Dans un premier temps, Athènes s’est tournée vers les États-Unis (comme en témoigne la présence militaire américaine en Grèce). Mais aujourd’hui, le Premier ministre Kyriakos Mitsotakis ne parvient pas à obtenir un rendez-vous avec Donald Trump. L’incertitude de la politique américaine alimente les inquiétudes grecques.
C’est pourquoi, sous l’impulsion de Washington, la Grèce s’est rapprochée d’Israël, tout en renforçant sa coopération avec la France pour se sécuriser.

Une tentative de pousser la Türkiye au conflit


La Türkiye a passé les quarante dernières années à lutter contre des organisations terroristes proxy. Les initiatives récentes de la Grèce, jugées disproportionnées, comme la lettre à l’ONU sur l’extension à 12 milles, le déploiement de batteries de missiles sur les îles ou encore l’alliance avec Israël, visent à provoquer Ankara. L’objectif, selon cette lecture (et selon Israël), est de contraindre la Türkiye, qui a consolidé sa puissance stratégique en Syrie, en Libye et en Afrique, à un affrontement indirect prématuré.

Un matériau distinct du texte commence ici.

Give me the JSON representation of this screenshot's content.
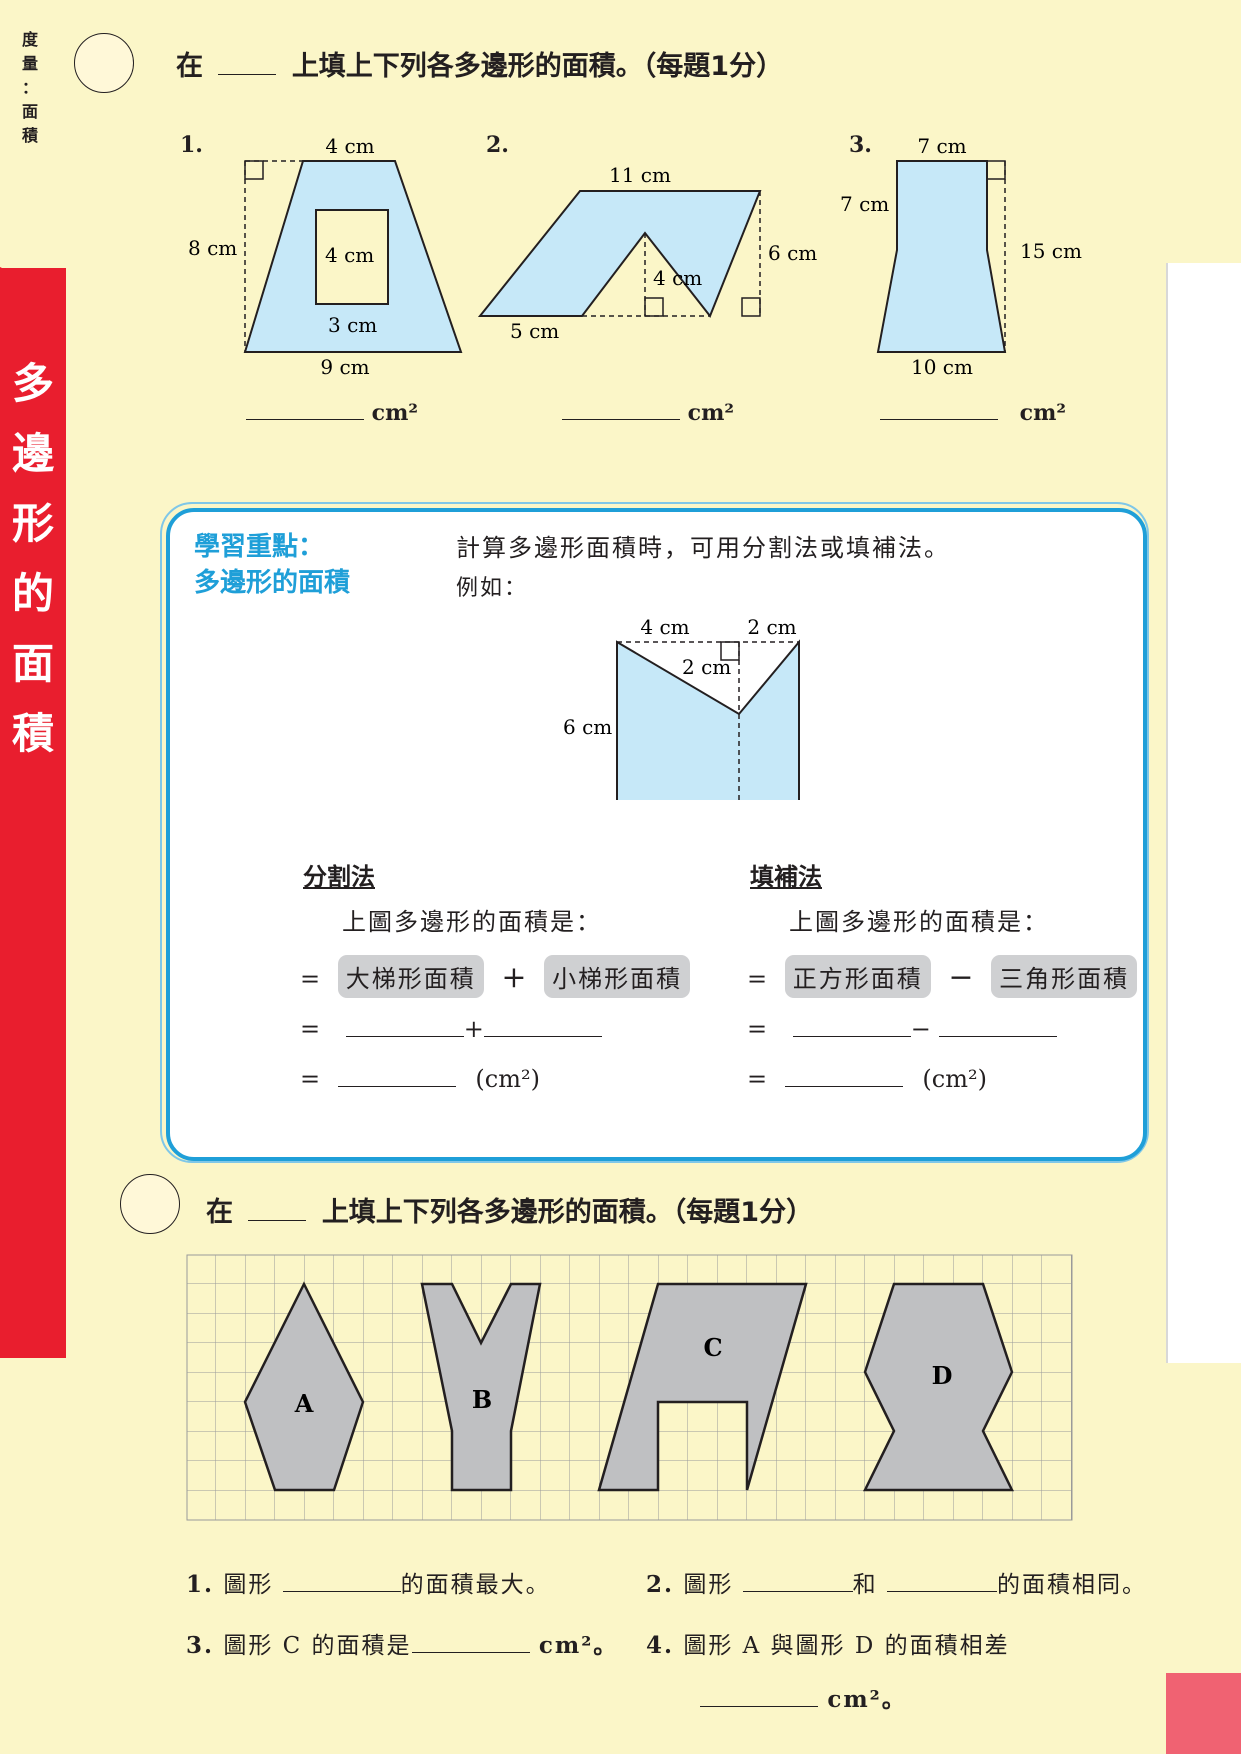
{
  "sidebar": {
    "top_chars": [
      "度",
      "量",
      "：",
      "面",
      "積"
    ],
    "tab_chars": [
      "多",
      "邊",
      "形",
      "的",
      "面",
      "積"
    ]
  },
  "section1": {
    "title_prefix": "在",
    "title_suffix": "上填上下列各多邊形的面積。（每題1分）",
    "questions": [
      {
        "num": "1.",
        "unit": "cm²",
        "labels": [
          "4 cm",
          "8 cm",
          "4 cm",
          "3 cm",
          "9 cm"
        ]
      },
      {
        "num": "2.",
        "unit": "cm²",
        "labels": [
          "11 cm",
          "6 cm",
          "4 cm",
          "5 cm"
        ]
      },
      {
        "num": "3.",
        "unit": "cm²",
        "labels": [
          "7 cm",
          "7 cm",
          "15 cm",
          "10 cm"
        ]
      }
    ]
  },
  "key_points": {
    "heading1": "學習重點：",
    "heading2": "多邊形的面積",
    "intro": "計算多邊形面積時，可用分割法或填補法。",
    "example": "例如：",
    "figure_labels": [
      "4 cm",
      "2 cm",
      "2 cm",
      "6 cm"
    ],
    "method1": {
      "name": "分割法",
      "stmt": "上圖多邊形的面積是：",
      "eq": "=",
      "term1": "大梯形面積",
      "op": "+",
      "term2": "小梯形面積",
      "unit": "(cm²)"
    },
    "method2": {
      "name": "填補法",
      "stmt": "上圖多邊形的面積是：",
      "eq": "=",
      "term1": "正方形面積",
      "op": "−",
      "term2": "三角形面積",
      "unit": "(cm²)"
    }
  },
  "section2": {
    "title_prefix": "在",
    "title_suffix": "上填上下列各多邊形的面積。（每題1分）",
    "shapes": [
      "A",
      "B",
      "C",
      "D"
    ],
    "q1": {
      "num": "1.",
      "a": "圖形",
      "b": "的面積最大。"
    },
    "q2": {
      "num": "2.",
      "a": "圖形",
      "b": "和",
      "c": "的面積相同。"
    },
    "q3": {
      "num": "3.",
      "a": "圖形 C 的面積是",
      "unit": "cm²。"
    },
    "q4": {
      "num": "4.",
      "a": "圖形 A 與圖形 D 的面積相差",
      "unit": "cm²。"
    }
  },
  "colors": {
    "shape_fill": "#c6e8f8",
    "grid_shape_fill": "#bfc0c2",
    "accent_blue": "#1f9fd8",
    "tab_red": "#e91e2e"
  }
}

Israël chercherait ainsi à détourner l’attention de la Türkiye du Moyen-Orient et de la Syrie vers la mer Égée,
à perturber le nouveau langage diplomatique qu’Ankara développe avec l’Occident, et à intervenir de manière préventive avant que les transformations de l’industrie de défense turque, qualifiées de
"révolution"
par le secrétaire général de l’OTAN, ne deviennent irréversibles.

Vue depuis Ankara, la situation apparaît ainsi :
la Türkiye agit avec patience et prudence, mais ne tolérera aucune atteinte à ses droits et à ses intérêts.